Ein paar Stunden später wollte Florence Walter besuchen aber als sie sah das nur Paige bei ihm war wusste sie nicht so wirklich ob sie in das Zimmer gehen sollte. Sie dachte sich dann aber vielleicht wäre hier die richtige Chance mit ihr noch einmal zu reden. Also ging sie in das Zimmer. Als sie Paige dann von vorne sah, sah sie sofort das mit ihr etwas nicht stimmte. „Ist alles in Ordnung Paige?“, fragte sie. Paige die garnicht bemerkte das Florence das Zimmer betrat wischte sich noch schnell die Tränen aus dem Gesicht und log sie an, „Ja natürlich.“ und versuchte zu lächeln. Dann schaute sie wieder zu der kleinen schwarzen Schatulle die neben Walter lag. Doch Flo lies nicht locker, ,, Kommen sie Paige ich weiß das etwas nicht stimmt.“ Paige schaute noch einmal zu Walter und nahm seine Hand und erzählte ihr dann was die anderen ihr ein paar Stunden zuvor erzählt haben. Florence die dies jetzt auch alles das erste mal hörte wusste nicht so wirklich was sie sagen sollte. Sie setzte sich zu ihr und wollte ihr nun einfach nur Gesellschaft leisten.
Nach ein paar Minuten sagte Paige dann, ,, Florence, ich muss mich bei ihnen Entschuldigen dafür das ich so schrof zu ihnen war nach dem ich dachte das Walter für sie mehr Gefühle hat als sie wie für mich.“. ,, Sie müssen sich nicht bei mir Entschuldigen, wenn ich solche Gefühle für eine Person hätte wie sie für Walter dann hätte ich wahrscheinlich genau so reagiert.“, entgegnete Florence ihr sofort.

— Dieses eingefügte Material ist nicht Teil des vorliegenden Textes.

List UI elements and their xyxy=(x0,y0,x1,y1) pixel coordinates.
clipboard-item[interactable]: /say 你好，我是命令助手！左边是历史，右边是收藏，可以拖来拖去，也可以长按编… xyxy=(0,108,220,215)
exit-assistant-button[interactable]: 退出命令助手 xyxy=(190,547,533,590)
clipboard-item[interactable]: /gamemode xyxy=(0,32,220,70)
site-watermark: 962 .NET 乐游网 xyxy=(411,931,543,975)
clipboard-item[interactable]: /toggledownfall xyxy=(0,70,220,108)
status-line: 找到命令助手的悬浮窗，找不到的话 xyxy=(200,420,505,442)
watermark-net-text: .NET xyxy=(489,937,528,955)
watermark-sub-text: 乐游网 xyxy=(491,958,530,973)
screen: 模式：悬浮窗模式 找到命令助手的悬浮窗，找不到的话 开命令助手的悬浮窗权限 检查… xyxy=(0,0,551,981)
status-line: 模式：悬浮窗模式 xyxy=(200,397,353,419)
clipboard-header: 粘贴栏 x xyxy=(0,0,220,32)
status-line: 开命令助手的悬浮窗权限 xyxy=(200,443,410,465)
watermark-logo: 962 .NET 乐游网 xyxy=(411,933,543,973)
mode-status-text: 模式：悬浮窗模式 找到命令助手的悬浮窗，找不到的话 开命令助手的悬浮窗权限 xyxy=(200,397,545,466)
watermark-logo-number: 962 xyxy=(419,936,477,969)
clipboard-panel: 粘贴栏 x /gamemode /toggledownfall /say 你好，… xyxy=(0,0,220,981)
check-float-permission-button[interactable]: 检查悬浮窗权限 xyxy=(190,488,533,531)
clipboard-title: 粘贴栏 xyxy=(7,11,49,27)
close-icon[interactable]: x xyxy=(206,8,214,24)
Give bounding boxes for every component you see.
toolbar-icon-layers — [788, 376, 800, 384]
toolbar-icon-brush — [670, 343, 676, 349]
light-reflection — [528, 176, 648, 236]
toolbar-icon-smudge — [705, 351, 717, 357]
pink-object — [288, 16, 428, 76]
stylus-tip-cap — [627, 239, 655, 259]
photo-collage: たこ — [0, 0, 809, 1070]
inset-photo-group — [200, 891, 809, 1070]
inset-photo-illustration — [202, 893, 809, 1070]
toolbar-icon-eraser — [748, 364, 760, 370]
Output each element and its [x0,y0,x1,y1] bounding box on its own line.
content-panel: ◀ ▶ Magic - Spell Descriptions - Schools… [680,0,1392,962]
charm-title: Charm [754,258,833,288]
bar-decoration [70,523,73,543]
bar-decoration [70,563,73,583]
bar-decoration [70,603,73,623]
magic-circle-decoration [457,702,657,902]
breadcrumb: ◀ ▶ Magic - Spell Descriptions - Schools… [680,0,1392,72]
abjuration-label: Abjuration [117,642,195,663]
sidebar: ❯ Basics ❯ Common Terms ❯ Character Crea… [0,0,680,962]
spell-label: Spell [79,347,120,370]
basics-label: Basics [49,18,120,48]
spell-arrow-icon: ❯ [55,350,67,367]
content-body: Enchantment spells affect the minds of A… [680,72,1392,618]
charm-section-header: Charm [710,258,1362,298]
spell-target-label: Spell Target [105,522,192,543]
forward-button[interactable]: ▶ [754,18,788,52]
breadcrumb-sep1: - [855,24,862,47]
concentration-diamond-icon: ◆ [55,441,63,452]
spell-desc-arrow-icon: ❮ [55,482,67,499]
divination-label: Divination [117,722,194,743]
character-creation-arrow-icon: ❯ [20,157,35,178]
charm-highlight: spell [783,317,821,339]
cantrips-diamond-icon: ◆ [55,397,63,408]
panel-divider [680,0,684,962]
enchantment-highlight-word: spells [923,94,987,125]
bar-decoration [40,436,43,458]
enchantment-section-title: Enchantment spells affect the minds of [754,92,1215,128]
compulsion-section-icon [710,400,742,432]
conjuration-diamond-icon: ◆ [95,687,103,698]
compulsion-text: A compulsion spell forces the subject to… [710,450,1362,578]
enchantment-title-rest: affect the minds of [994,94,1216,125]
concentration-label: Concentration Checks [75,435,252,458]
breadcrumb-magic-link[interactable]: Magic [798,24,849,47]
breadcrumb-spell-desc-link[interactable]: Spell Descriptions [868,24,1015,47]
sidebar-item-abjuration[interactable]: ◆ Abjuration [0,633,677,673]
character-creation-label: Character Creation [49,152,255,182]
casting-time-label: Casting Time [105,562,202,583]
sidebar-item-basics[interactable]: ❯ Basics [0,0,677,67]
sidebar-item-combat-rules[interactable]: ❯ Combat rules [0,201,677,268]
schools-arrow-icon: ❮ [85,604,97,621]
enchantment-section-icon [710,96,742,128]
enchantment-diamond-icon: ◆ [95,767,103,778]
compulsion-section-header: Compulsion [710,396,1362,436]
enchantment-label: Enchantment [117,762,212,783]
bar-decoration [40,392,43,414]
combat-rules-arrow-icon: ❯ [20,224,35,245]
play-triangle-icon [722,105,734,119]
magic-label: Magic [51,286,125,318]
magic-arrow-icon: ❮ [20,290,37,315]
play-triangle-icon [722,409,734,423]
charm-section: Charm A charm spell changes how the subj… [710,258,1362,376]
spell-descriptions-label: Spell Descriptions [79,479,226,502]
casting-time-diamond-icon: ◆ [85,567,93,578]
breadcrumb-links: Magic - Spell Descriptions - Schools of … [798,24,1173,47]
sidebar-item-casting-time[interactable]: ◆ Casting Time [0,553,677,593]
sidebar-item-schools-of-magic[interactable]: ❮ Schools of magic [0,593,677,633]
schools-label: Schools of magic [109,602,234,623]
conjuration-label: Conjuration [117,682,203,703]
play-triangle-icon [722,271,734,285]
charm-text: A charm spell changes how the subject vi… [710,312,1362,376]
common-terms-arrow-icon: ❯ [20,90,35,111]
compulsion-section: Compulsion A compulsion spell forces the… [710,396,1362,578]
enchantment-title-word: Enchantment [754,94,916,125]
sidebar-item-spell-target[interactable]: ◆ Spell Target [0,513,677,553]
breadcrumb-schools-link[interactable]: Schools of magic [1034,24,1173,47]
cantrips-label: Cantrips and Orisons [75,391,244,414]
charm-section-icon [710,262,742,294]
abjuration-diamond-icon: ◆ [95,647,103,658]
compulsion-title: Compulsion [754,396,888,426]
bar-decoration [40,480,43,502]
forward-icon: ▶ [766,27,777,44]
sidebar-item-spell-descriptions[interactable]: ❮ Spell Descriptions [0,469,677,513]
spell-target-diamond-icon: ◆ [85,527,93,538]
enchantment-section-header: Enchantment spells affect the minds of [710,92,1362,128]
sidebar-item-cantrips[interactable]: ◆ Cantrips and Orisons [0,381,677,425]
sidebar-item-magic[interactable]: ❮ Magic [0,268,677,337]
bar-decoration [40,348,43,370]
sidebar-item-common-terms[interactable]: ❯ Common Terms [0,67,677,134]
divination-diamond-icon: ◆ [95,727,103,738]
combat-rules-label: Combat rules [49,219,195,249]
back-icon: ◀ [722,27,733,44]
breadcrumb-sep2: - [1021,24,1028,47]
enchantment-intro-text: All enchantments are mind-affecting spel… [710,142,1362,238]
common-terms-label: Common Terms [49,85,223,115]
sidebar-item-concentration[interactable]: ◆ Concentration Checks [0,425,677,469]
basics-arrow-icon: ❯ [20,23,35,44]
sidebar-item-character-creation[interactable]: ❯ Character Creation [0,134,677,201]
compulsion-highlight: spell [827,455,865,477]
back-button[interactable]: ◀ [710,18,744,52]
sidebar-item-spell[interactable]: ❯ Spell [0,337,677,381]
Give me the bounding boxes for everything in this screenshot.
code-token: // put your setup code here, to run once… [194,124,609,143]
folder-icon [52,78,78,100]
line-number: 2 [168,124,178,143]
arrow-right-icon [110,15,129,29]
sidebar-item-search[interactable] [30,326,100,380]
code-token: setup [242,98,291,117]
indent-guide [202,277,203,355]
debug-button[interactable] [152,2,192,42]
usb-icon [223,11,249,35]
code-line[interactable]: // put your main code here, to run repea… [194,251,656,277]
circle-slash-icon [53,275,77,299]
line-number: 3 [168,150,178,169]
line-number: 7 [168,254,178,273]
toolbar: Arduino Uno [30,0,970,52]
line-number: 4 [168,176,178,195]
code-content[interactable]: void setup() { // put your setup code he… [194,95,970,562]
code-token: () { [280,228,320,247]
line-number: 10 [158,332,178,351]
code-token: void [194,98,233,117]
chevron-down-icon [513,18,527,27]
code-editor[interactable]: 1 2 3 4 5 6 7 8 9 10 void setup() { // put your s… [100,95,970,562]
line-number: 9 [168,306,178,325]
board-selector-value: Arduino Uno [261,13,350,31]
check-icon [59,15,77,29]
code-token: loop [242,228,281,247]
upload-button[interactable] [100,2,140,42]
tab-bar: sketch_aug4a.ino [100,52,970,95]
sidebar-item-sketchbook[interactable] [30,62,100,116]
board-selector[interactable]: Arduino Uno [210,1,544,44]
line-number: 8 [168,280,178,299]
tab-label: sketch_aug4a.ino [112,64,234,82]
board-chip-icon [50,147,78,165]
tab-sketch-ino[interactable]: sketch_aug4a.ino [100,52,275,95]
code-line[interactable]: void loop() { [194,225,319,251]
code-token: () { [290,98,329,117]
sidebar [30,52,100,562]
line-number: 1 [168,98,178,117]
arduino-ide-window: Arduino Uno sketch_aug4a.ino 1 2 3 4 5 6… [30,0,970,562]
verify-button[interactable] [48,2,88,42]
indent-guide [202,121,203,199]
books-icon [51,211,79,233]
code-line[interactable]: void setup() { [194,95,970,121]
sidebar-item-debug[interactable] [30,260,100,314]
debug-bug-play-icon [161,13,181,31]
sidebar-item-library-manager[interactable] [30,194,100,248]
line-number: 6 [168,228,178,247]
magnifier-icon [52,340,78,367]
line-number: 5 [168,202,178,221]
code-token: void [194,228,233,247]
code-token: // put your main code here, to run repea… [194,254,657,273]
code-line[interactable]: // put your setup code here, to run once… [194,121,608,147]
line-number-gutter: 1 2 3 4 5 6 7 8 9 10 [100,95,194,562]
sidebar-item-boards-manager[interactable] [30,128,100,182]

Sylvester der das ganze Gespräch von draußen mitbekam betrat jetzt langsam das Zimmer begrüßte die beiden und setzte sich dann zu ihnen. Er merkte, dass Paige erstmal ein bisschen Zeit für sich jetzt bräuchte und fragte dann Florence ob sie mit ihr einen Kaffee trinken gehen möchte. Sie war froh darüber, dass Sly sie das fragte da auch sie merkte das Paige jetzt erstmal Zeit für sich bräuchte. Sie nahm also das Angebot von Sylvester an und so verabschiedeten sie sich von Paige noch und verließen das Zimmer. Als sie draußen standen sagte Florence:,, Danke für das Angebot ich wusste nicht wie ich sie jetzt alleine lassen sollte. Wo gehen wir den jetzt hin.“ „Ich würde vorschlagen zu Kovelsky‘s da können wir vielleicht gleich auch noch was kleines essen.“, sagte Sly ziemlich aufgeregt und wurde leicht rot. Und so verließen die beiden das Krankenhaus und fuhren zu Kovelsky‘s.
Am Abend kamen noch einmal alle in das Krankenhaus um Paige ein bisschen Gesellschaft zu leisten. Sie organisierten für sie noch ein Bett damit sie nicht neben Walter die ganze Zeit sitzen musste. Als alle dann weg waren legte sie sich zu Walter und hoffte nur das er bald wieder aufwacht.